Dün New York Times'taki "Aşısı olanlar, olmayanlar kadar virüsü bulaştırıyor" haberini "NYT bile uyandı" notuyla paylaşan mRNA aşı teknolojisinin mucidi Robert W. Malone bakın ne diyor:
"Aşı, virüsü daha bulaşıcı hale getirir ve daha hızlı çoğalır."
Hadi aşı mucidi bu bilim adamını da şikâyet edin Cumhurbaşkanı'na.
Baksanıza adam size göre bildiğin aşı karşıtı!
***
YİNE YANGINLAR YİNE CAN ATAKLI
Ormanlarımız yanarken gazeteci Can Ataklı, Twitter'da TT oluyor.
Sebebi ise Ataklı'nın altı ay önce çektiği bir videoda özetle şunları söylemesi:
"Erdoğan'ın seçimleri kaybedip gitmesi mümkün değil. Büyük bir afet olursa, deprem, sel, Avusturya'daki orman yangını falan olursa belki."
Millet günlerdir "Ataklı'nın öngörüsünün kimilerine yol gösterdiğini" söyleyip veryansın ediyor...
Ataklı da çaresiz ormanları kendisinin yaktırmadığını anlatmaya çırpınıyor!
Bana sorarsanız ortada bir öngörü falan yok.

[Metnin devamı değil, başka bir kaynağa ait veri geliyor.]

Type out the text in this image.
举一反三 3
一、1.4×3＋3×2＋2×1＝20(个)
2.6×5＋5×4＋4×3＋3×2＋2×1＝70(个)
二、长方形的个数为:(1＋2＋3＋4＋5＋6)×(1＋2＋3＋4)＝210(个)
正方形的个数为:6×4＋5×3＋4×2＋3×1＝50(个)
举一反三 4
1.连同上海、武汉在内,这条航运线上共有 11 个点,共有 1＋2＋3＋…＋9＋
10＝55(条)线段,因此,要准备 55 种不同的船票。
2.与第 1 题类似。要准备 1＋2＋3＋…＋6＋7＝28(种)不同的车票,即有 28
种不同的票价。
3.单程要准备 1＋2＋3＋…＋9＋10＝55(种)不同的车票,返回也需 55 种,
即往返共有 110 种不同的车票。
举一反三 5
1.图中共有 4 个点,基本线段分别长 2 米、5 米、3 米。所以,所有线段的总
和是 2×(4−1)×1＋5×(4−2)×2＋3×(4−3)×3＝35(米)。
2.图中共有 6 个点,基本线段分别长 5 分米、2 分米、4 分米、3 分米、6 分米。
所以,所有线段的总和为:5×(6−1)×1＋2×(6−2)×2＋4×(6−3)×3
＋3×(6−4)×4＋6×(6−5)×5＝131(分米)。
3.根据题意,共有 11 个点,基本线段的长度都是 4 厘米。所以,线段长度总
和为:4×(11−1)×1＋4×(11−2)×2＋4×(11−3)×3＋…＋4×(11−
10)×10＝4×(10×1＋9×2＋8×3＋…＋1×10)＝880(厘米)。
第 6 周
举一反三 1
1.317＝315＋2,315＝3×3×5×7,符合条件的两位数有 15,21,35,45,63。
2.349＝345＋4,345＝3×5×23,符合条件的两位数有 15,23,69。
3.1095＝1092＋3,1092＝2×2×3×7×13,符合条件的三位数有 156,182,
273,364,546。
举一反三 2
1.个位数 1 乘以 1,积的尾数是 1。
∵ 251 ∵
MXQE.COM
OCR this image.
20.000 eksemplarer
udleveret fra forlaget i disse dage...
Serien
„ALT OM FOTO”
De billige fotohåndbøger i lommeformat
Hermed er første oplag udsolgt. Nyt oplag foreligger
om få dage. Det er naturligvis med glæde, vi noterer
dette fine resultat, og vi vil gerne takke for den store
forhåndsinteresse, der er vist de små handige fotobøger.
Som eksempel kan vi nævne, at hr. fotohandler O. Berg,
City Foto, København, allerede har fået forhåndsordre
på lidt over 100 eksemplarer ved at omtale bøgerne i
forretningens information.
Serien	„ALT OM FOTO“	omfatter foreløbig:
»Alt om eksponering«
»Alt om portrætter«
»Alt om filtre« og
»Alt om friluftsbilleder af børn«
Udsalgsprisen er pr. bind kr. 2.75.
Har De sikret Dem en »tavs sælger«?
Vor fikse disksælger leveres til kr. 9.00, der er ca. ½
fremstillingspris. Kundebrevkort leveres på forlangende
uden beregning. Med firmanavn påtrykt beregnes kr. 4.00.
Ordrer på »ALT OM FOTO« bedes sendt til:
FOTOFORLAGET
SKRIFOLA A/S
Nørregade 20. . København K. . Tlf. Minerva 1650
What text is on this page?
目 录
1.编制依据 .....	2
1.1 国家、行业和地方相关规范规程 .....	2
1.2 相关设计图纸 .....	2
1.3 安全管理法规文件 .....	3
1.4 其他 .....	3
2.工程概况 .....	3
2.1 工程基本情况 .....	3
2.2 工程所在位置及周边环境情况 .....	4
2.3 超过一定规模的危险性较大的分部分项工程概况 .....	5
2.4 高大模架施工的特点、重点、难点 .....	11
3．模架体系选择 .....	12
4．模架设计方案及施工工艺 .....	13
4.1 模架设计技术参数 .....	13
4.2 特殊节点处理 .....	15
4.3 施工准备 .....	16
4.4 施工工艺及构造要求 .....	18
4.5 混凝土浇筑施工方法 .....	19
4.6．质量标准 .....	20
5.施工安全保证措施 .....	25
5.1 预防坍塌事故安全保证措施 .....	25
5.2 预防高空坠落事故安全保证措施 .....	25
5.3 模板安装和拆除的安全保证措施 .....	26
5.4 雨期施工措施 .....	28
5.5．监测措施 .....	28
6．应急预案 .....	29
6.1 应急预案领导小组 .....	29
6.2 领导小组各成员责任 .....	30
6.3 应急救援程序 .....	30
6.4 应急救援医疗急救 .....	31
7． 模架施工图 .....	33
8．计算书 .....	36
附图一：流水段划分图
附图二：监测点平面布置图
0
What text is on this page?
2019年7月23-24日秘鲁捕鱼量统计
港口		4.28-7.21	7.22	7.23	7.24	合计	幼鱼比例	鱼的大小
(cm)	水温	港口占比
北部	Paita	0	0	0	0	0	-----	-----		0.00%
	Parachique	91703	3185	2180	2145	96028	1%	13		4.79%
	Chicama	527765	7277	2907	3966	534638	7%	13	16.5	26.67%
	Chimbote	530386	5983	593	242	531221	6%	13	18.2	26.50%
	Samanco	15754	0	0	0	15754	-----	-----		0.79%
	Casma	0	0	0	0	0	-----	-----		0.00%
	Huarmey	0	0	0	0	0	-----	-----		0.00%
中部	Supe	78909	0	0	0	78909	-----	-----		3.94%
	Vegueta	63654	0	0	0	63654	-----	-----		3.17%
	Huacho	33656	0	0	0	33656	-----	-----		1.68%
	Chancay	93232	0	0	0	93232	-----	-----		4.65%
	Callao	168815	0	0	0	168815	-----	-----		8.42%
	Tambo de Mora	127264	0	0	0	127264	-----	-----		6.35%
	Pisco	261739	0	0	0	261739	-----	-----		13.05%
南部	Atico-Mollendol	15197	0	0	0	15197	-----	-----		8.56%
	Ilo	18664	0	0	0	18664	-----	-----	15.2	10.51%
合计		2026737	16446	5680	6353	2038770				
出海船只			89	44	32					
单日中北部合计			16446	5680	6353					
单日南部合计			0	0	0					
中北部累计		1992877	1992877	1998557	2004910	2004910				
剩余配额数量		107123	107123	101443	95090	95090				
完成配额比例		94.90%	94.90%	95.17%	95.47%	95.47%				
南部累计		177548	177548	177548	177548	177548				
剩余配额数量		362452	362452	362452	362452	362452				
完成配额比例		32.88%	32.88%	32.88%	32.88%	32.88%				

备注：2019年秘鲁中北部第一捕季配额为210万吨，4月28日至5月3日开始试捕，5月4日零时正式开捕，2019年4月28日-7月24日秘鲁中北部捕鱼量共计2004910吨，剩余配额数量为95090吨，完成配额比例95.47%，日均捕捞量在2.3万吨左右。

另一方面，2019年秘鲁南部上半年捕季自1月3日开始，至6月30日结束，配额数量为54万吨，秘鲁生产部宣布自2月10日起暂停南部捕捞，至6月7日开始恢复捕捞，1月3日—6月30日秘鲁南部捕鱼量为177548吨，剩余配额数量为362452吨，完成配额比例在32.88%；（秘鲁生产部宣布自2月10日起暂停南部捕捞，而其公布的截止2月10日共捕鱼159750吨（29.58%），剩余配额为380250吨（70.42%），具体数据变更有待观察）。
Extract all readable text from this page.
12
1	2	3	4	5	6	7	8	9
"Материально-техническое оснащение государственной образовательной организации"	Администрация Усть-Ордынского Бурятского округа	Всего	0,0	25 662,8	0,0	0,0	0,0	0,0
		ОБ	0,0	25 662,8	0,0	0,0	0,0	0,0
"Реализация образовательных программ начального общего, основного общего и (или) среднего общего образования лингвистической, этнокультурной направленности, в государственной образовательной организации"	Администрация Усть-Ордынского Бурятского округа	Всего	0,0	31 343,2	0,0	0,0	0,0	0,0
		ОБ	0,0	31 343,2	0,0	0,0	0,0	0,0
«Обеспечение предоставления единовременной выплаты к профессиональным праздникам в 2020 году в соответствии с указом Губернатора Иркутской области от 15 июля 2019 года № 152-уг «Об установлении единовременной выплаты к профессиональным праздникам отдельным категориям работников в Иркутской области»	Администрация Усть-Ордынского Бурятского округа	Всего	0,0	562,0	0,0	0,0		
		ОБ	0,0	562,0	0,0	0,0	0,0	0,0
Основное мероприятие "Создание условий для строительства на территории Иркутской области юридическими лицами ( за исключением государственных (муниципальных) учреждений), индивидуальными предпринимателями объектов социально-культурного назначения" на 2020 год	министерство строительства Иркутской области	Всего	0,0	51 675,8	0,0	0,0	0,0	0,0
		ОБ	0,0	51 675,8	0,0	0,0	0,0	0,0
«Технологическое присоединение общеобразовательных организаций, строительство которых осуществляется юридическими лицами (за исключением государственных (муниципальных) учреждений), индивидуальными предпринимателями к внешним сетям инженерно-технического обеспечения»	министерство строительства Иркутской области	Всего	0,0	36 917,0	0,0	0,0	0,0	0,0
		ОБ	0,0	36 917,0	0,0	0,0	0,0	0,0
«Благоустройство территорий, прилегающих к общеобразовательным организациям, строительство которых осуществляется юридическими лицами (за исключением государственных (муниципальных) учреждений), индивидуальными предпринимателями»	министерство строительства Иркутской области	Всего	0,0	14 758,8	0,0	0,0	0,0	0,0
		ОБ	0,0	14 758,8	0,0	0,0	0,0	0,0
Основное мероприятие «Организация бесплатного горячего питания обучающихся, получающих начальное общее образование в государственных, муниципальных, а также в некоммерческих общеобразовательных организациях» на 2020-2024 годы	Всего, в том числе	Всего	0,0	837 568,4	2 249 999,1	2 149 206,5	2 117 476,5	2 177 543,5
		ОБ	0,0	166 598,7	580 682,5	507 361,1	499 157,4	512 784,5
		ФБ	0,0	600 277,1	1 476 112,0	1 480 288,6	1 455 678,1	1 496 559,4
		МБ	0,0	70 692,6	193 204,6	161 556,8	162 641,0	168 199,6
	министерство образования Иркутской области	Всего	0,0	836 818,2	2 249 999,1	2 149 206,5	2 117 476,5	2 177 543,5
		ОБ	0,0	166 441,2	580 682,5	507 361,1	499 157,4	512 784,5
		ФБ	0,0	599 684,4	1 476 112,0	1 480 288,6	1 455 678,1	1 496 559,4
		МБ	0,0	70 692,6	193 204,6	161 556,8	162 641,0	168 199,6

Zaten Erdoğan takıntısından orman yakmayı düşünür hale gelmişlerin ve tetikçilerin de Ataklı'nın akıllarına düşüreceği karpuza ihtiyaçları yok.
Karşı karşıya olduğumuz, Can'ın klasikleşen şom ağızlılığı, bahtsızlığı ya da ne derseniz...
Zira kendisini düzenli aralıklarla, Tiktok'ta bir yeni yetmenin daha meşhur ettiği "Yine yangınlar yine ben" şarkısındaki gibi "biçare isyankâr" hallerinde görüyoruz
Hocam bir kurşun falan mı döktürsen acaba?